For comparison with another fast multimodal model, see How to use the Gemini 3 Flash Preview API.
FAQ
What model ID should I use?
Use:
gpt-realtime-2
The earlier model is still available as:
gpt-realtime
The lite version is:
gpt-realtime-2-mini
Can I stream input audio while output audio is still playing?
Yes.
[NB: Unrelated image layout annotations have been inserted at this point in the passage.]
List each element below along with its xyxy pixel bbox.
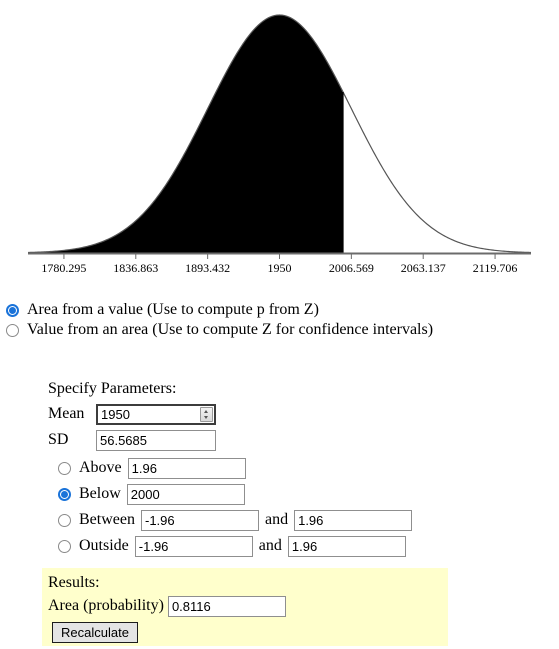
x-axis-tick-label: 1950: [268, 261, 292, 275]
area-probability-label: Area (probability): [48, 597, 164, 614]
radio-value-from-area[interactable]: [6, 323, 19, 337]
x-axis-ticks: [63, 254, 496, 259]
condition-row-between[interactable]: Between and: [48, 508, 468, 532]
mean-label: Mean: [48, 405, 85, 422]
x-axis-tick-label: 2119.706: [473, 261, 518, 275]
area-result-row: Area (probability): [48, 594, 448, 618]
condition-radio-group: Above Below Between and Outside and: [48, 456, 468, 558]
condition-row-outside[interactable]: Outside and: [48, 534, 468, 558]
parameters-section: Specify Parameters: Mean SD Above Below …: [48, 380, 468, 560]
x-axis-tick-label: 1836.863: [113, 261, 158, 275]
between-upper-input[interactable]: [294, 509, 413, 531]
x-axis-tick-labels: 1780.295 1836.863 1893.432 1950 2006.569 2063…: [41, 261, 517, 275]
mode-radio-group: Area from a value (Use to compute p from…: [0, 300, 559, 340]
mode-row-value-from-area[interactable]: Value from an area (Use to compute Z for…: [0, 320, 559, 340]
radio-below[interactable]: [58, 487, 71, 501]
below-value-input[interactable]: [126, 483, 245, 505]
mean-input[interactable]: [96, 403, 216, 425]
between-and-label: and: [264, 511, 289, 528]
shaded-area-path: [28, 15, 344, 253]
condition-label-between: Between: [79, 511, 135, 528]
radio-above[interactable]: [58, 461, 71, 475]
mode-label-area-from-value: Area from a value (Use to compute p from…: [27, 301, 319, 318]
x-axis-tick-label: 2063.137: [401, 261, 446, 275]
results-heading: Results:: [48, 574, 100, 591]
sd-row: SD: [48, 428, 468, 452]
condition-label-below: Below: [79, 485, 121, 502]
x-axis-tick-label: 1780.295: [41, 261, 86, 275]
number-spinner-icon[interactable]: [200, 406, 213, 422]
above-value-input[interactable]: [127, 457, 246, 479]
x-axis-tick-label: 1893.432: [185, 261, 230, 275]
condition-row-below[interactable]: Below: [48, 482, 468, 506]
mean-row: Mean: [48, 402, 468, 426]
parameters-heading: Specify Parameters:: [48, 380, 177, 397]
condition-label-outside: Outside: [79, 537, 129, 554]
sd-label: SD: [48, 431, 69, 448]
outside-and-label: and: [258, 537, 282, 554]
radio-outside[interactable]: [58, 539, 71, 553]
distribution-plot: 1780.295 1836.863 1893.432 1950 2006.569 2063…: [0, 0, 559, 284]
sd-input[interactable]: [96, 429, 216, 451]
condition-label-above: Above: [79, 459, 122, 476]
mode-label-value-from-area: Value from an area (Use to compute Z for…: [27, 321, 434, 338]
condition-row-above[interactable]: Above: [48, 456, 468, 480]
radio-between[interactable]: [58, 513, 71, 527]
outside-upper-input[interactable]: [287, 535, 406, 557]
mean-field-wrapper: [96, 403, 216, 425]
radio-area-from-value[interactable]: [6, 303, 19, 317]
distribution-plot-svg: 1780.295 1836.863 1893.432 1950 2006.569 2063…: [27, 14, 532, 275]
area-probability-input[interactable]: [167, 595, 286, 617]
recalculate-button[interactable]: Recalculate: [52, 622, 138, 643]
x-axis-tick-label: 2006.569: [329, 261, 374, 275]
mode-row-area-from-value[interactable]: Area from a value (Use to compute p from…: [0, 300, 559, 320]
results-panel: Results: Area (probability) Recalculate: [42, 568, 448, 646]
between-lower-input[interactable]: [140, 509, 259, 531]
outside-lower-input[interactable]: [134, 535, 253, 557]
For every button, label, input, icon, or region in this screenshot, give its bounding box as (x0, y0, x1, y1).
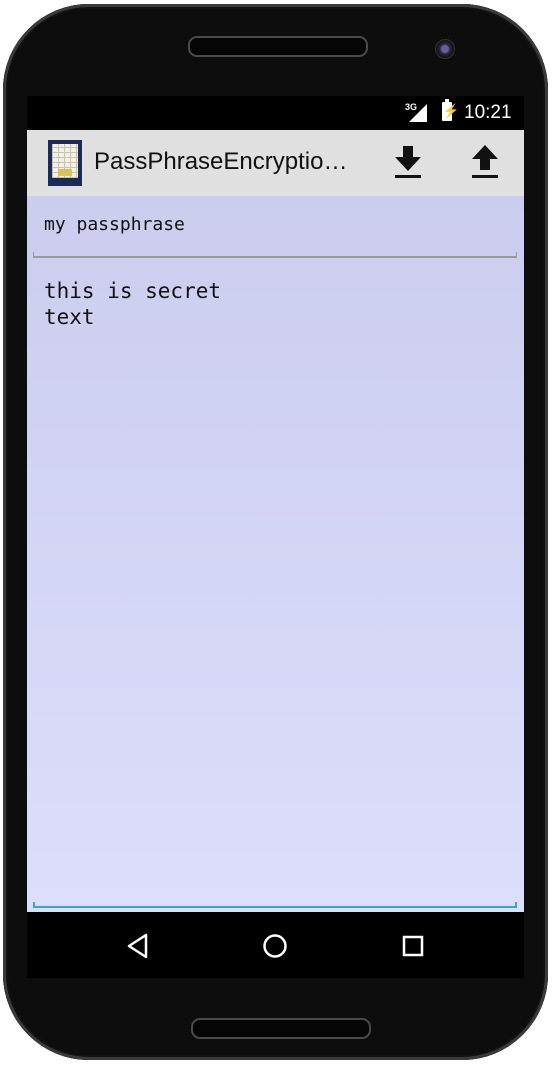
upload-icon (472, 145, 498, 178)
action-bar: PassPhraseEncryptio… (27, 130, 524, 196)
download-icon (395, 146, 421, 178)
navigation-bar (27, 912, 524, 978)
status-clock: 10:21 (464, 102, 512, 123)
passphrase-value: my passphrase (44, 214, 185, 235)
recents-button[interactable] (396, 929, 430, 963)
app-title: PassPhraseEncryptio… (94, 148, 348, 175)
secret-text-underline (33, 902, 517, 908)
home-icon (263, 934, 287, 958)
bottom-speaker (191, 1018, 371, 1039)
back-button[interactable] (121, 929, 155, 963)
signal-icon (409, 104, 427, 122)
upload-button[interactable] (463, 142, 507, 186)
home-button[interactable] (258, 929, 292, 963)
front-camera (435, 39, 455, 59)
app-icon-seal (58, 169, 72, 176)
download-button[interactable] (386, 142, 430, 186)
secret-text-line: text (44, 305, 95, 329)
device-screen: 3G ⚡ 10:21 PassPhraseEncryptio… my passp… (27, 96, 524, 978)
back-icon (127, 933, 148, 959)
main-content: my passphrase this is secret text (27, 196, 524, 912)
app-icon (48, 140, 82, 186)
status-bar: 3G ⚡ 10:21 (27, 96, 524, 130)
recents-icon (402, 935, 424, 957)
passphrase-input[interactable]: my passphrase (33, 202, 517, 258)
passphrase-underline (33, 252, 517, 258)
secret-text-value: this is secret text (44, 278, 344, 330)
earpiece-speaker (188, 36, 368, 57)
secret-text-line: this is secret (44, 279, 222, 303)
battery-charging-icon: ⚡ (442, 99, 459, 121)
secret-text-input[interactable]: this is secret text (33, 268, 517, 908)
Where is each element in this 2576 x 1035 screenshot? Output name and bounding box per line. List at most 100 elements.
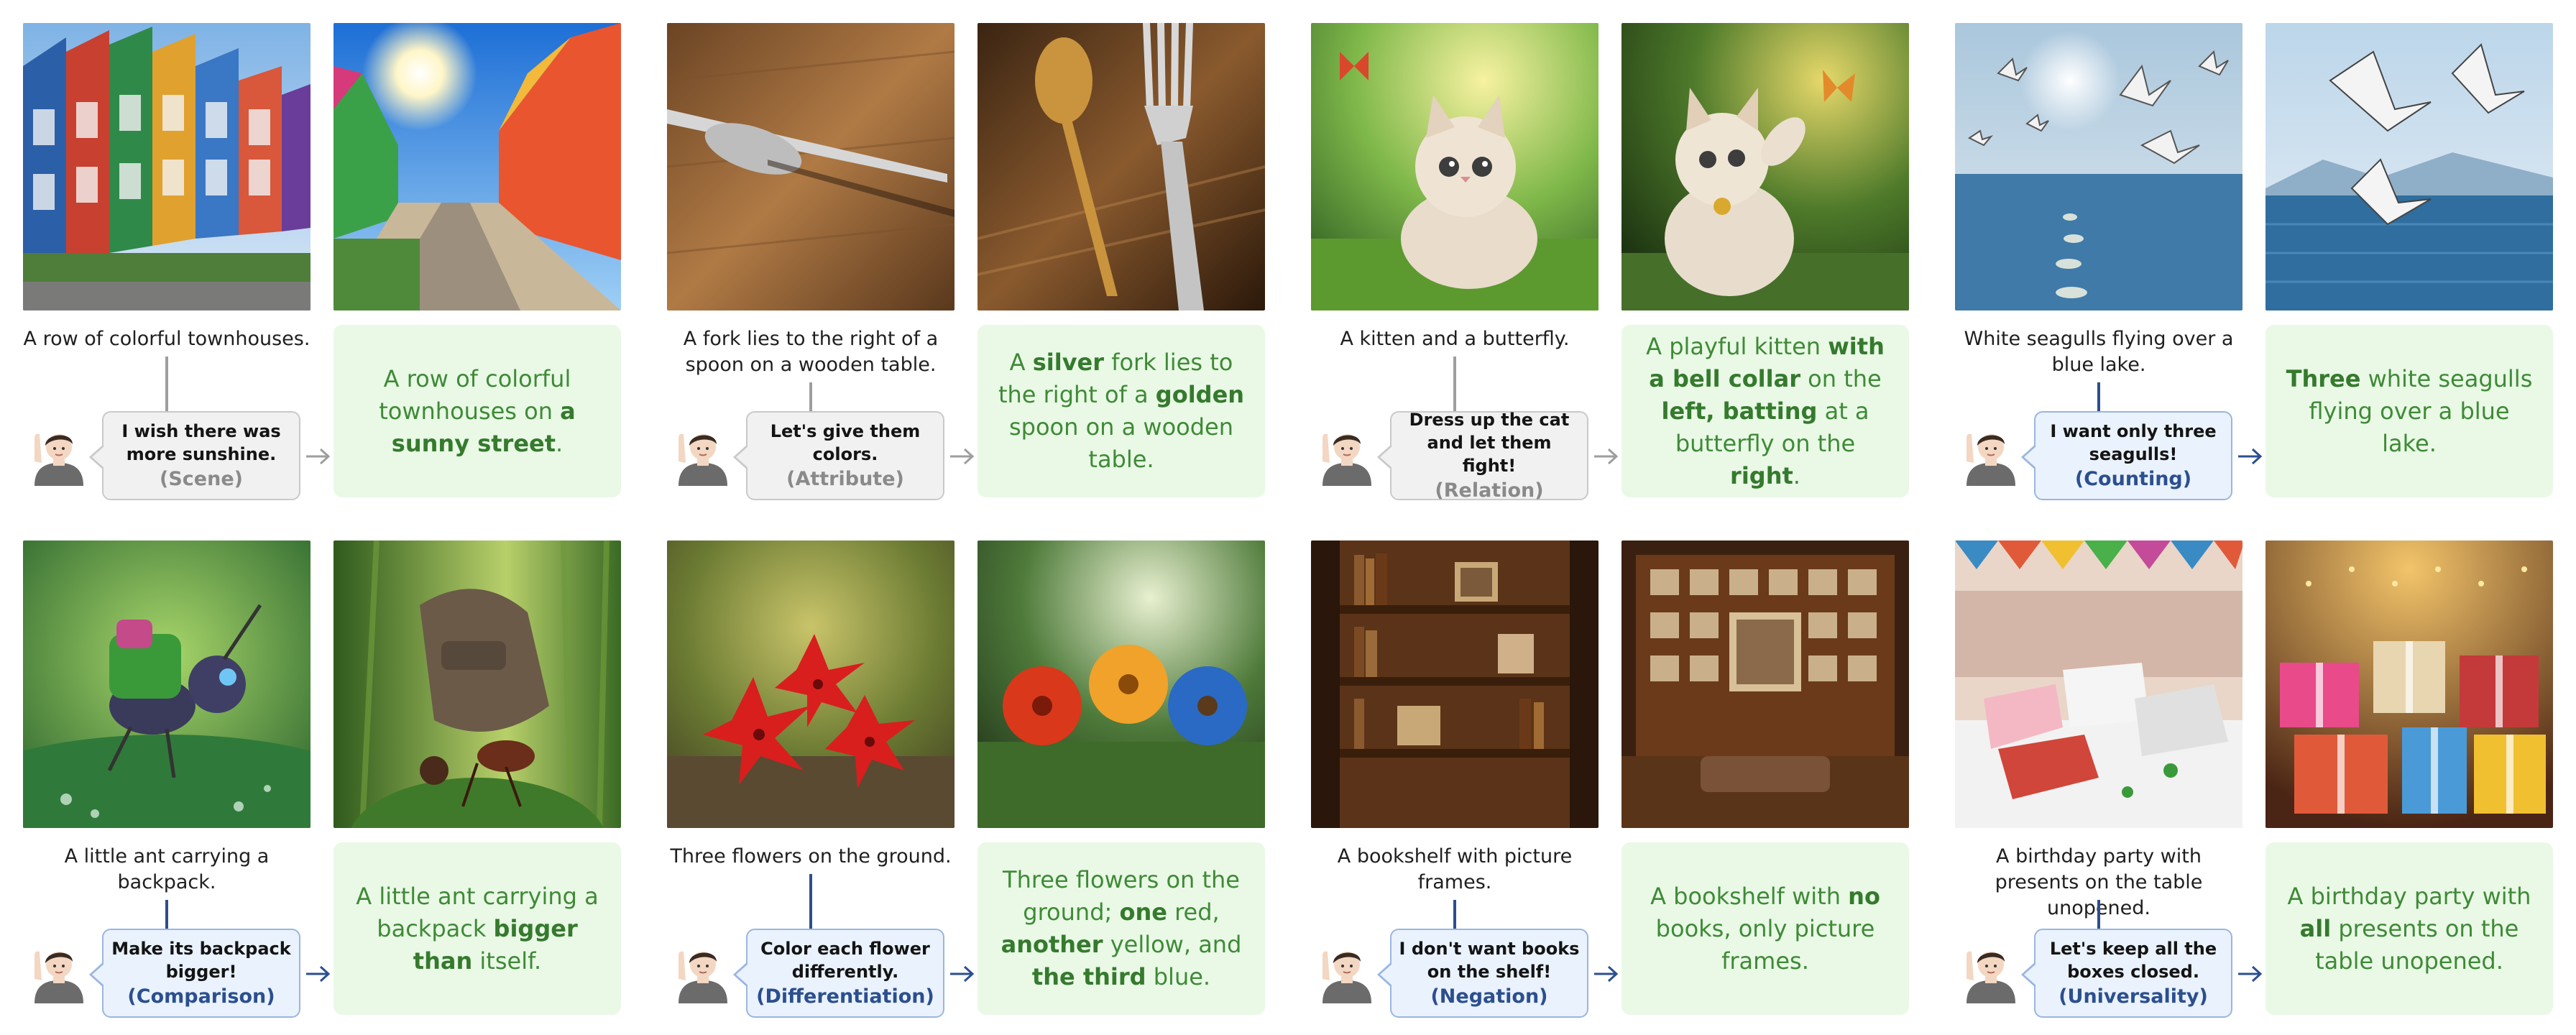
edited-prompt-text: Three white seagulls flying over a blue …	[2281, 363, 2537, 460]
category-tag: (Universality)	[2058, 985, 2208, 1008]
bubble-line: I wish there was	[121, 421, 281, 441]
connector-line	[809, 382, 812, 411]
connector-line	[165, 900, 168, 929]
panel-comparison: A little ant carrying a backpack. Make i…	[23, 540, 641, 1029]
edited-prompt: A little ant carrying a backpack bigger …	[334, 842, 621, 1015]
arrow-right-icon	[949, 447, 975, 466]
bubble-line: colors.	[812, 444, 878, 464]
panel-counting: White seagulls flying over a blue lake. …	[1955, 23, 2573, 512]
bookshelf-original-image	[1311, 540, 1598, 828]
prompt-text: presents on the table unopened.	[2315, 914, 2519, 975]
emphasis-text: golden	[1155, 381, 1245, 408]
bubble-line: differently.	[791, 962, 899, 982]
arrow-right-icon	[949, 965, 975, 983]
edited-prompt: A silver fork lies to the right of a gol…	[978, 325, 1265, 497]
bubble-line: I want only three	[2050, 421, 2217, 441]
fork-spoon-edited-image	[978, 23, 1265, 310]
emphasis-text: one	[1119, 898, 1167, 926]
user-request-bubble: I want only three seagulls! (Counting)	[2021, 411, 2232, 500]
emphasis-text: right	[1730, 461, 1793, 489]
prompt-text: .	[556, 429, 564, 457]
edited-prompt-text: A little ant carrying a backpack bigger …	[349, 880, 605, 978]
townhouses-original-image	[23, 23, 310, 310]
category-tag: (Comparison)	[127, 985, 275, 1008]
edited-prompt: Three white seagulls flying over a blue …	[2266, 325, 2553, 497]
arrow-right-icon	[1593, 965, 1619, 983]
flowers-original-image	[667, 540, 954, 828]
ant-edited-image	[334, 540, 621, 828]
user-request-bubble: I wish there was more sunshine. (Scene)	[89, 411, 300, 500]
birthday-party-edited-image	[2266, 540, 2553, 828]
user-avatar-icon	[1320, 426, 1374, 486]
emphasis-text: left, batting	[1661, 397, 1818, 425]
edited-prompt-text: A birthday party with all presents on th…	[2281, 880, 2537, 978]
emphasis-text: the third	[1031, 963, 1146, 990]
category-tag: (Negation)	[1430, 985, 1548, 1008]
bubble-line: Color each flower	[760, 939, 930, 959]
emphasis-text: no	[1848, 882, 1880, 910]
arrow-right-icon	[1593, 447, 1619, 466]
bookshelf-edited-image	[1622, 540, 1909, 828]
prompt-text: books, only picture frames.	[1655, 914, 1875, 975]
prompt-text: A playful kitten	[1646, 332, 1828, 360]
connector-line	[1453, 356, 1456, 411]
user-request-bubble: Let's give them colors. (Attribute)	[733, 411, 944, 500]
fork-spoon-original-image	[667, 23, 954, 310]
edited-prompt: A birthday party with all presents on th…	[2266, 842, 2553, 1015]
prompt-text: spoon on a wooden table.	[1008, 413, 1233, 473]
bubble-line: and let them fight!	[1427, 433, 1552, 476]
emphasis-text: Three	[2286, 364, 2361, 392]
bubble-line: Let's give them	[770, 421, 921, 441]
ant-original-image	[23, 540, 310, 828]
user-request-bubble: Color each flower differently. (Differen…	[733, 929, 944, 1018]
user-request-bubble: Make its backpack bigger! (Comparison)	[89, 929, 300, 1018]
connector-line	[2097, 382, 2100, 411]
category-tag: (Attribute)	[786, 468, 904, 490]
category-tag: (Counting)	[2074, 468, 2192, 490]
panel-negation: A bookshelf with picture frames. I don't…	[1311, 540, 1929, 1029]
original-prompt: A kitten and a butterfly.	[1340, 328, 1570, 350]
connector-line	[1453, 900, 1456, 929]
bubble-line: on the shelf!	[1427, 962, 1552, 982]
category-tag: (Scene)	[160, 468, 243, 490]
arrow-right-icon	[305, 447, 331, 466]
emphasis-text: silver	[1032, 349, 1105, 376]
seagulls-edited-image	[2266, 23, 2553, 310]
emphasis-text: another	[1000, 931, 1103, 958]
edited-prompt: A bookshelf with no books, only picture …	[1622, 842, 1909, 1015]
bubble-line: bigger!	[165, 962, 237, 982]
kitten-butterfly-original-image	[1311, 23, 1598, 310]
prompt-text: on the	[1800, 364, 1882, 392]
flowers-edited-image	[978, 540, 1265, 828]
panel-differentiation: Three flowers on the ground. Color each …	[667, 540, 1285, 1029]
panel-universality: A birthday party with presents on the ta…	[1955, 540, 2573, 1029]
original-prompt: White seagulls flying over a blue lake.	[1964, 328, 2234, 376]
original-prompt: A little ant carrying a backpack.	[64, 845, 270, 893]
category-tag: (Differentiation)	[756, 985, 934, 1008]
user-request-bubble: Dress up the cat and let them fight! (Re…	[1377, 410, 1588, 502]
panel-attribute: A fork lies to the right of a spoon on a…	[667, 23, 1285, 512]
original-prompt: A fork lies to the right of a spoon on a…	[683, 328, 939, 376]
edited-prompt-text: A playful kitten with a bell collar on t…	[1637, 331, 1893, 492]
connector-line	[165, 356, 168, 411]
panel-relation: A kitten and a butterfly. Dress up the c…	[1311, 23, 1929, 512]
user-request-bubble: Let's keep all the boxes closed. (Univer…	[2021, 929, 2232, 1018]
user-avatar-icon	[32, 943, 86, 1003]
bubble-line: I don't want books	[1399, 939, 1580, 959]
user-avatar-icon	[1320, 943, 1374, 1003]
bubble-line: Make its backpack	[111, 939, 291, 959]
bubble-line: boxes closed.	[2067, 962, 2199, 982]
arrow-right-icon	[2237, 447, 2263, 466]
bubble-line: Dress up the cat	[1409, 410, 1570, 430]
prompt-text: red,	[1167, 898, 1220, 926]
user-avatar-icon	[676, 426, 730, 486]
prompt-text: A	[1009, 349, 1033, 376]
edited-prompt-text: A row of colorful townhouses on a sunny …	[349, 363, 605, 460]
prompt-text: blue.	[1146, 963, 1211, 990]
edited-prompt-text: A bookshelf with no books, only picture …	[1637, 880, 1893, 978]
connector-line	[2097, 900, 2100, 929]
original-prompt: A row of colorful townhouses.	[23, 328, 310, 350]
category-tag: (Relation)	[1435, 479, 1544, 502]
edited-prompt: A playful kitten with a bell collar on t…	[1622, 325, 1909, 497]
user-request-bubble: I don't want books on the shelf! (Negati…	[1377, 929, 1588, 1018]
The Realtime API uses server-side voice activity detection by default, so the model can stop speaking when the user starts. You can also disable VAD and manage turn boundaries from the client.
Does the 128k context include audio tokens?
Yes. Audio is tokenized. One second of audio is roughly 50 tokens depending on format. Long calls can consume context faster than long text chats, so inspect usage before assuming the full 128k window is enough.
Is fine-tuning supported?
Not yet. Per the model card, GPT-Realtime-2 does not yet support fine-tuning, predicted outputs, or text streaming on Chat Completions. The Realtime endpoint streams audio inherently.
How does GPT-Realtime-2 compare to GPT-5.5 plus TTS?
GPT-Realtime-2 performs end-to-end speech reasoning. A voice-aware model can respond to tone, hesitation, and emphasis. A text model with TTS cannot use those audio cues in the same way.
For pure text reasoning, see How to use the GPT-5.5 API.
What rate limits apply?
Tier 1 starts at 40,000 tokens per minute and scales to 15M TPM at Tier 5. Rate limits are per model, so existing GPT-5 quota does not carry over.
Wrapping up
GPT-Realtime-2 gives you a single API surface for voice input, reasoning, tool use, image input, and spoken output. The main implementation path is:
- Start with the WebSocket endpoint.
- Configure
session.update. - Use
lowreasoning by default. - Add tools only after the basic audio loop works.
- Test repeated sessions in Apidog.
- Increase reasoning effort only when measured quality requires it.
The combination of 128k context, GPT-5-class reasoning, image input, MCP, and SIP support makes it practical to build voice agents that can answer calls, inspect screenshots, dispatch tools, and recover from failed turns without leaving the Realtime session.